There is the benefit that all the doctors you see will be used to working with each other, easing any communications issues that might arise.
Many Medicare Advantage programs are HMO programs. They require prior authorization for medical procedures and hospital stays not done on an emergency basis. Many people think this results in them having more limited access to care than on traditional Medicare. This is NOT true.
This is where it is important to note that Medicare Advantage plans must adhere to all Medicare guidelines. They can not limit a patient’s access to any care that is covered by Medicare. They can give the patient better/more access than traditional Medicare but, by law, they can not give less.
Any procedure that Medicare has criteria for must be reviewed before Medicare will pay for it. You can search for Medicare criteria on the CMS web site.
The only difference between Medicare Advantage programs and traditional Medicare, in this instance, is whether or not the review to make sure the patient meets criteria happens before or after the procedure takes place.
With a Medicare Advantage plan, the insurance company looks at the clinical criteria (determined by CMS – Centers for Medicare & Medicaid Services) in advance. They make sure the patient meets criteria before the procedure before the procedure takes place.
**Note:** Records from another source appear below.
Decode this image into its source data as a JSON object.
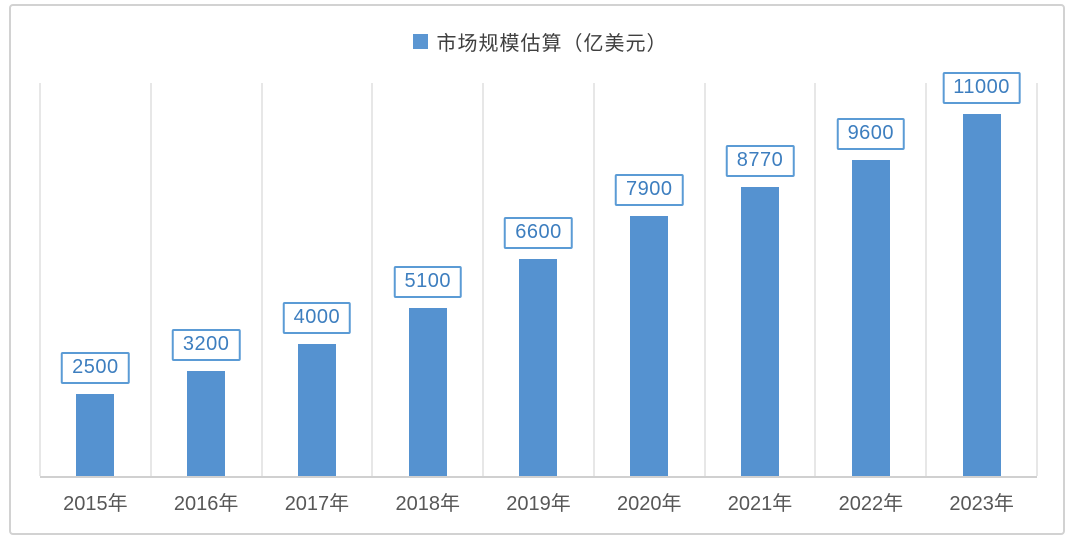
{
  "legend": {
    "label": "市场规模估算（亿美元）"
  },
  "chart_data": {
    "type": "bar",
    "title": "",
    "legend_entries": [
      "市场规模估算（亿美元）"
    ],
    "legend_position": "top-center",
    "categories": [
      "2015年",
      "2016年",
      "2017年",
      "2018年",
      "2019年",
      "2020年",
      "2021年",
      "2022年",
      "2023年"
    ],
    "values": [
      2500,
      3200,
      4000,
      5100,
      6600,
      7900,
      8770,
      9600,
      11000
    ],
    "data_labels": [
      2500,
      3200,
      4000,
      5100,
      6600,
      7900,
      8770,
      9600,
      11000
    ],
    "xlabel": "",
    "ylabel": "",
    "ylim": [
      0,
      12000
    ],
    "y_axis_ticks_visible": false,
    "grid": "vertical-category-separators",
    "colors": {
      "bar_fill": "#5592d0",
      "data_label_text": "#3d7ebf",
      "data_label_border": "#5b9bd5",
      "gridline": "#e7e7e7",
      "axis_line": "#d0d0d0",
      "x_tick_label": "#575757",
      "legend_text": "#3f3f3f",
      "outer_border": "#d2d2d2"
    }
  }
}
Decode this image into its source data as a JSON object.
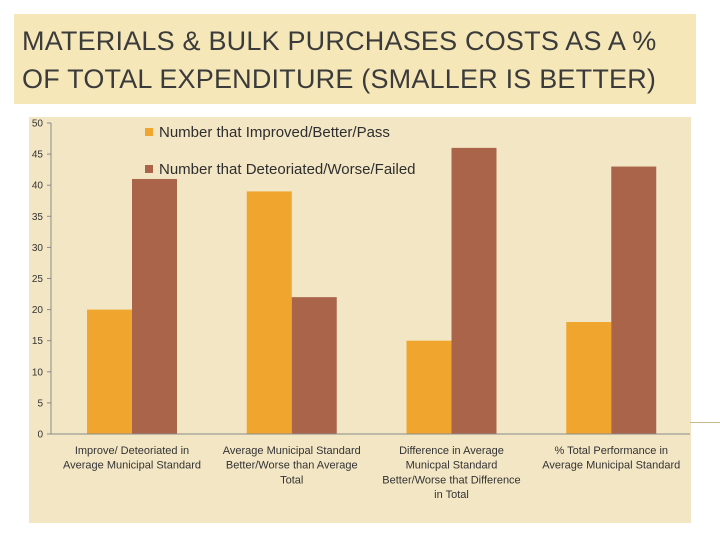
{
  "slide": {
    "title_line1": "MATERIALS & BULK PURCHASES COSTS AS A %",
    "title_line2": "OF TOTAL EXPENDITURE (SMALLER IS BETTER)"
  },
  "colors": {
    "improved": "#f0a52e",
    "deteriorated": "#a9644a",
    "panel": "#f3e6c4",
    "title_band": "#f6e7b8"
  },
  "chart_data": {
    "type": "bar",
    "categories": [
      [
        "Improve/ Deteoriated in",
        "Average Municipal Standard"
      ],
      [
        "Average Municipal Standard",
        "Better/Worse than Average",
        "Total"
      ],
      [
        "Difference in Average",
        "Municpal Standard",
        "Better/Worse that Difference",
        "in Total"
      ],
      [
        "% Total Performance in",
        "Average Municipal Standard"
      ]
    ],
    "series": [
      {
        "name": "Number that Improved/Better/Pass",
        "values": [
          20,
          39,
          15,
          18
        ]
      },
      {
        "name": "Number that Deteoriated/Worse/Failed",
        "values": [
          41,
          22,
          46,
          43
        ]
      }
    ],
    "yticks": [
      "0",
      "5",
      "10",
      "15",
      "20",
      "25",
      "30",
      "35",
      "40",
      "45",
      "50"
    ],
    "ylim": [
      0,
      50
    ],
    "grid": false,
    "legend_position": "top-center"
  }
}
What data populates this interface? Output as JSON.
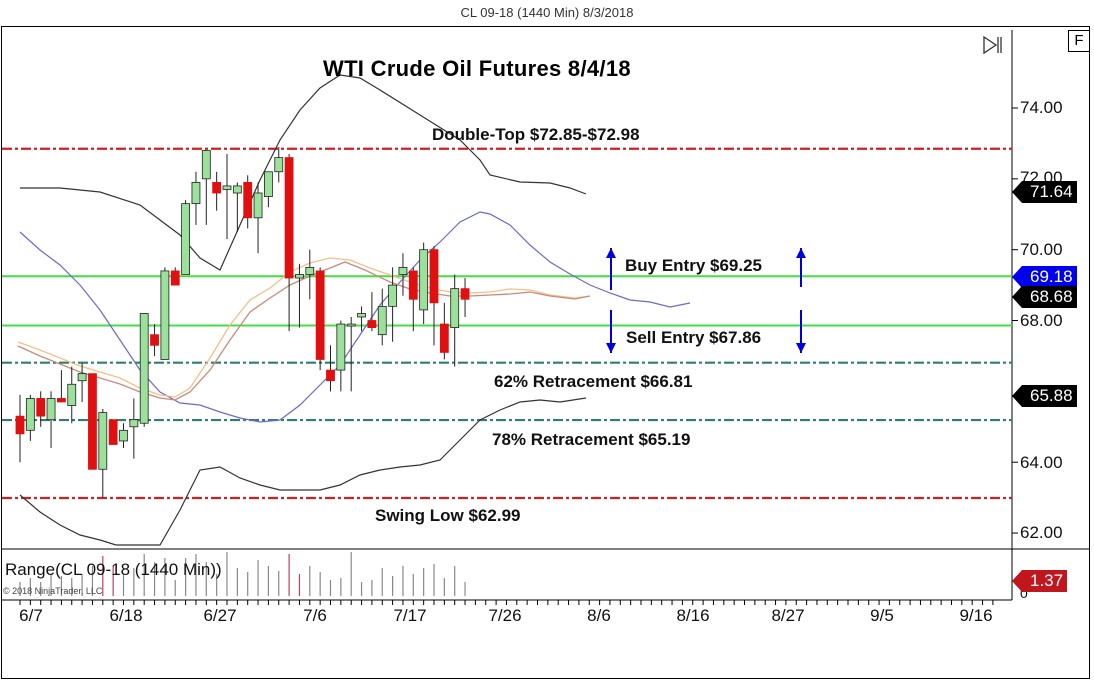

In the case of traditional Medicare, the patients doctor should be determining that the patient meets criteria before they do the procedure, but there is nothing that forces them to. When the claim is submitted to Medicare, Medicare will review the record to make sure the criteria were met. If they were not, Medicare will not pay the bill.
In my personal opinion, this is actually the one major advantage Medicare Advantage programs have over traditional Medicare. Personally, I would always like to know in advance if my insurance is going to cover something, rather than finding out after I have the bill from the hospital and physician.
If, after this, you have determined traditional Medicare is for you, make sure you do your research on any secondary insurance coverage you get. If you think a Medicare Advantage product better meets your needs, tune in next week for tips on finding the right MA plan for you.
I use a similar product for my mom, but I have to use someone that takes medicare. I didn't realize you could use non-medicare doctors with these supplemental plans. We pay a little over $2000/year out of pocket in addition to the part b stuff they take out of her SS check. For us, it's definitely worth the extra expense, despite the fact that this eats up 23% of her retirement check. Great advise on starting early. It really is very complicated. In my part of Mass, I had limited options to choose from so it was not that complex but I'm sure in bigger markets you have more options.